News & Analysis
October 7, 2020
As a growing number of elected officials in New Jersey are calling for the Garden State to take action against Big Oil for causing and lying about the climate crisis, a recent poll shows that voters facing some of the highest climate costs in the state agree.
In a survey conducted this summer, two-thirds of likely voters in New Jersey’s 3rd Congressional District say they support suing oil and gas companies to hold them accountable for their pollution and to require them to pay for damages related to climate change.
The poll from Expedition Strategies found support increased to 68 percent once voters learned more about the financial impact of climate change and the evidence that fossil fuel companies engaged in widespread climate disinformation campaigns after knowing their products would be “potentially catastrophic.”
The district, which includes parts of Burlington and Ocean counties, will have to spend an estimated $2.4 billion to protect homes, businesses, and infrastructure from sea-level rise by 2040, according to a 2019 study from CCI and Resilient Analytics. That’s the second-highest cost of all districts in the state.

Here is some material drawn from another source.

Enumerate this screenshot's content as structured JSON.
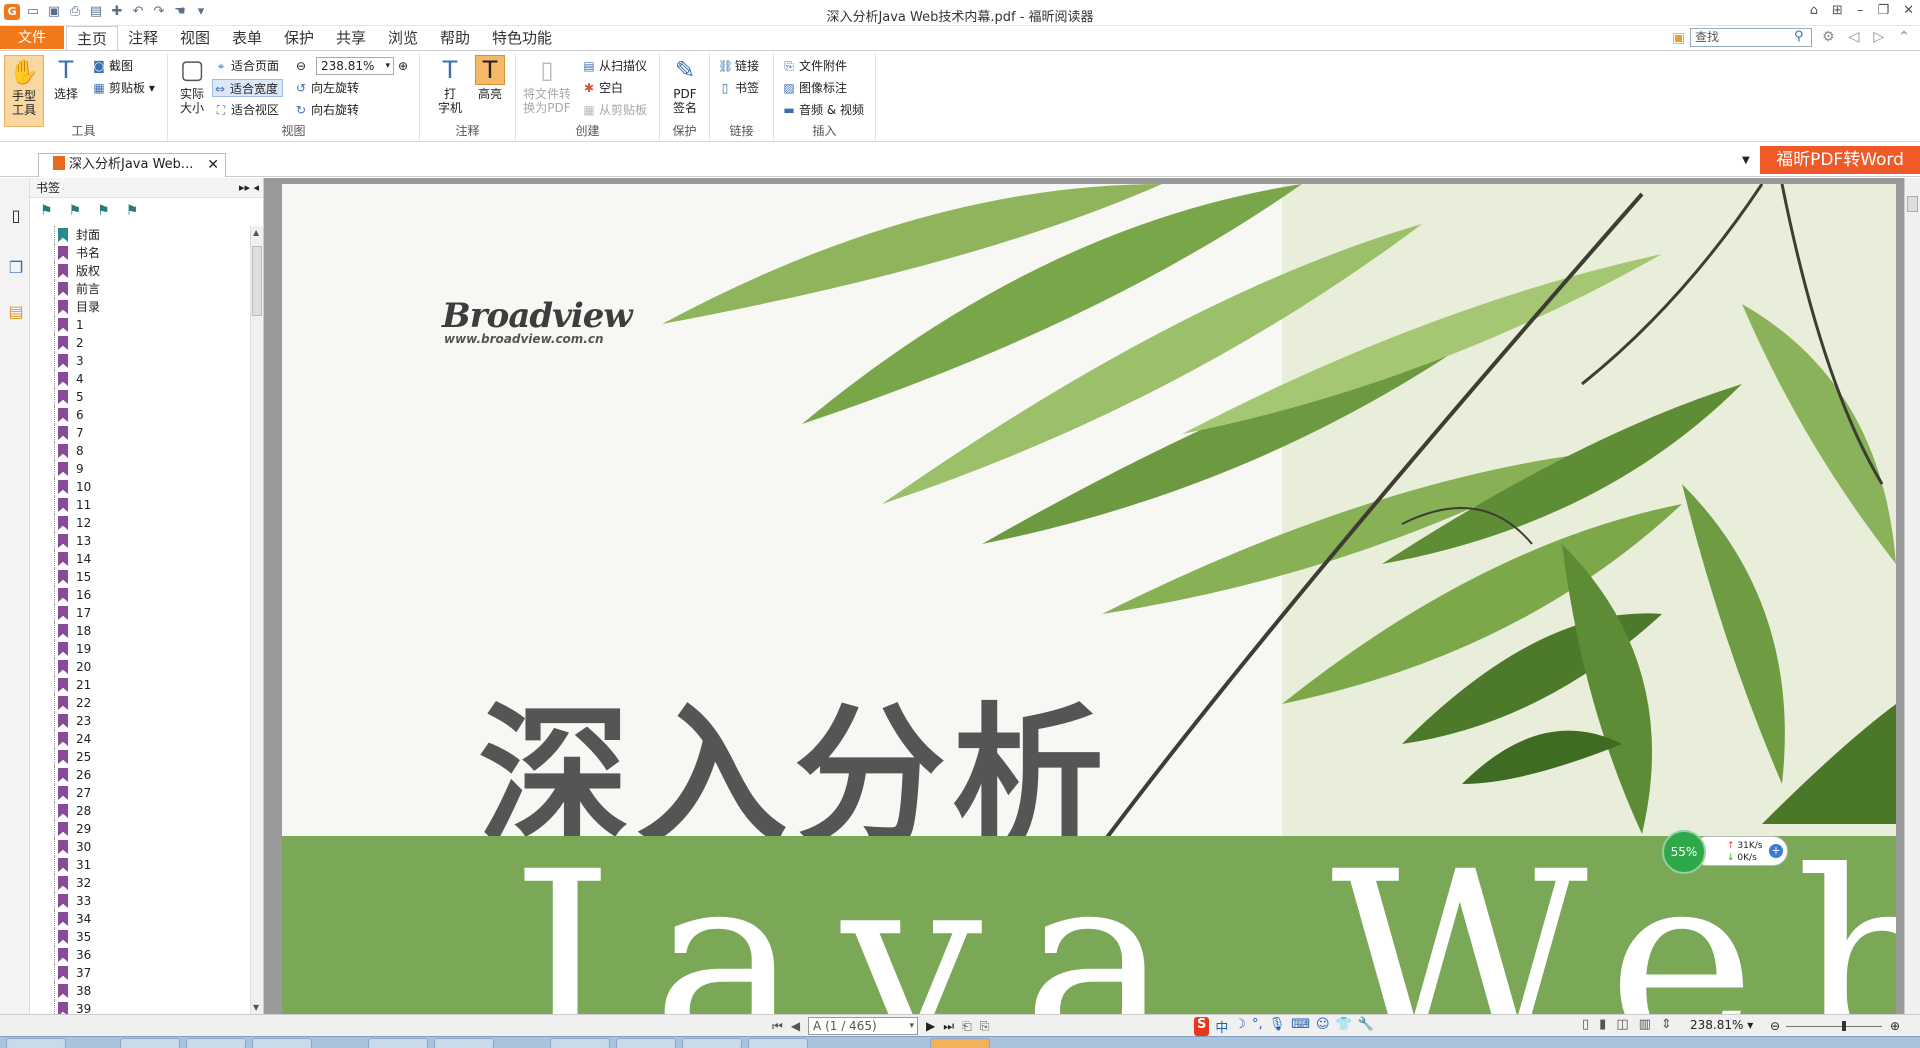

It’s little surprise then that an overwhelming majority of voters say they are concerned about climate change right now (79 percent), and even more are concerned about the impacts of climate change for the next generation (83 percent).
Just last month, the City of Hoboken became the first in New Jersey to sue Exxon and other Big Oil companies to make them pay their fair share of climate change costs. But as this poll makes clear, there is strong support for holding polluters accountable in other parts of the state as well.